Rax E. Dillon (rax) wrote,
Rax E. Dillon

Since people wanted more...

One of the things that came up in the last panel at Readercon was Beckett's difficulty in figuring out what to write after Joyce. For a Joyce fangirl like me, after all, Ulysses is basically the perfect book, and the book that proves that the written language is insufficient for expressing the depth of human emotion despite the fact that it comes closer than any other. How do you follow that up? Beckett's answer was to write about nothing --- my answer is to focus in very narrowly on specific things that Joyce's broad brushstrokes missed or that we've learned as a discourse (oh god they've got me talking like them) since. Thus, the Simon novel, which is sort of a feminist critique of Dubliners and epiphanic healing (and a couple of other things). Beckett's answer is arguably more awesome --- though lucky me, I get to roll it into my fiction as well. I mean, I don't think you'd have "Will you marry me?" "What's your real name?" without the influence of Waiting for Godot. I should also give the obligatory shout-out to Who's Afraid Of Virginia Woolf?, which may influence my characters even more than Joyce. [1]
Here are all of my notes from the Cleverness in Fiction panel, transcribed.

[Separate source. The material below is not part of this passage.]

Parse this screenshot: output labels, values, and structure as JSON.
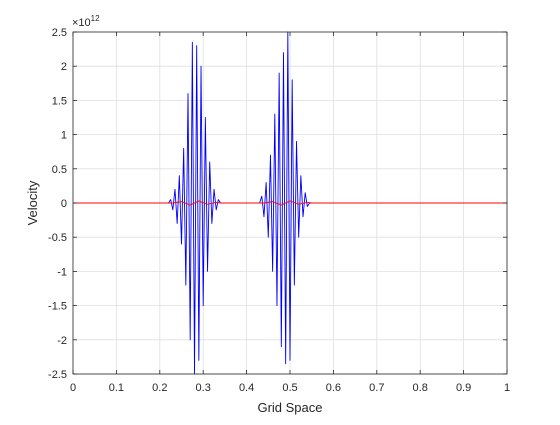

Crowley talks about "A writer's writer" and making the reader aware of the writer's quest to be successful --- pathos if he fails --- George Perec

"To get away with clever is to write a real book while being clever." - Crowley

"Baby Roo" books: "Look at me! I'm jumping!"

Tendency to hinge on a gimmick --- exercise in a particular narrative trick?

Insane readers read syntactically! Like me. Crowley also raised his hand.

"A certain self-consciousness of form... the real subject of the story turns away from the ostensible subject [and] to the way the story is written." - Paul Park

Ulysses as clever. Well, duh. "A particularly glowing success" [The whole panel seemed to find the chapter done as a catechism especially moving. I should re-read it.]

"You recognize throughout the story that the author is winking at you." [but I didn't record who said it, grr]

I guess this is why Searle [fiction workshop professor at UMB] thought I was highly experimental?

Interesting stories can subvery genre trope expectations.

Crowley also cites LeGuin.

Does genre consist of audience expectations? Is it built on cliche?
Raymond Chandler was trying to subvery genre in mystery.
Tropes can be cliche or not depending on usage. Find the right amount of redundancy with the fiction before it.
But Crowley says excessive redundancy can be an effect. Is parody a metafictional game? Yes.

Characters don't know --- play comedy like King Lear.

Tom Stoppard worked with characters knowingly trapped in cliche. Metafiction [refishes?] there.

This twisting is genre expectations is something Nobody Scores is actually really good at. Manipulate readers' expectations with tropes.

Delaney's received language? <--- look this up

"Is the writer reflecting his travails, or is it the text itself?" - Cisco "How could it be different?" - Crowley

So what's un-selfconscious writing? It could just be bad. Molly Bloom? No? OK, so we have an extraordinarily self-conscious simulacrum of non-selfconsciousness. [I think this paraphrases Crowley...]

Potential trap: can be a cage, not just in [theme?], but confined to excessive abstraction.

Craftsmanship: It's a quality that some lack.

Why write this way? Boredom? Calvino says writing itself is so boring he had to make his books different from one another.

Stories work when the form justifies itself by its relationship to emotional content.

Reciprocity! Form and content are not so radically distinct. As you alter formal awareness, the meaing isn't back there, it's being made right now by linguistic technology. Workings become fascinating.

See life as a narrative. "I'm the hero in this room." Same cognate between that and the way books are written. The question of form is empathic, but not abstract.

OK Joyce --- but then Beckett! What do you write after Joyce? He did everything! So Beckett did nothing. He failed. He succeeded at failinf --- became the most successful failure ever. How do I talk about my experience when it's all been said?

Beckett paraphrase: Impotence and inadequacy are interesting topics that haven't been explored enough.

Books where nothing happens. Not a coolly calculated decision ---- pathic, passionate. Form and content connect to each other.

Abstract expressionism vs. representation?

Always responding to things that are a part of you.

Malzberg: Why didn't Coover work?

Eirc: In Memento, the cleverness really mirrors the content. 28 Grams fails?

[1] Come to think of it, a lot of my inspirations/references are plays; there's also some No Exit in there, and a dash of The Cryptogram. I actually had the Readercon workshop two years ago where I took part of the Simon novel (yes I've been working on it for EVER) tell me it read like a David Mamet play --- I'm pretty sure it was a compliment?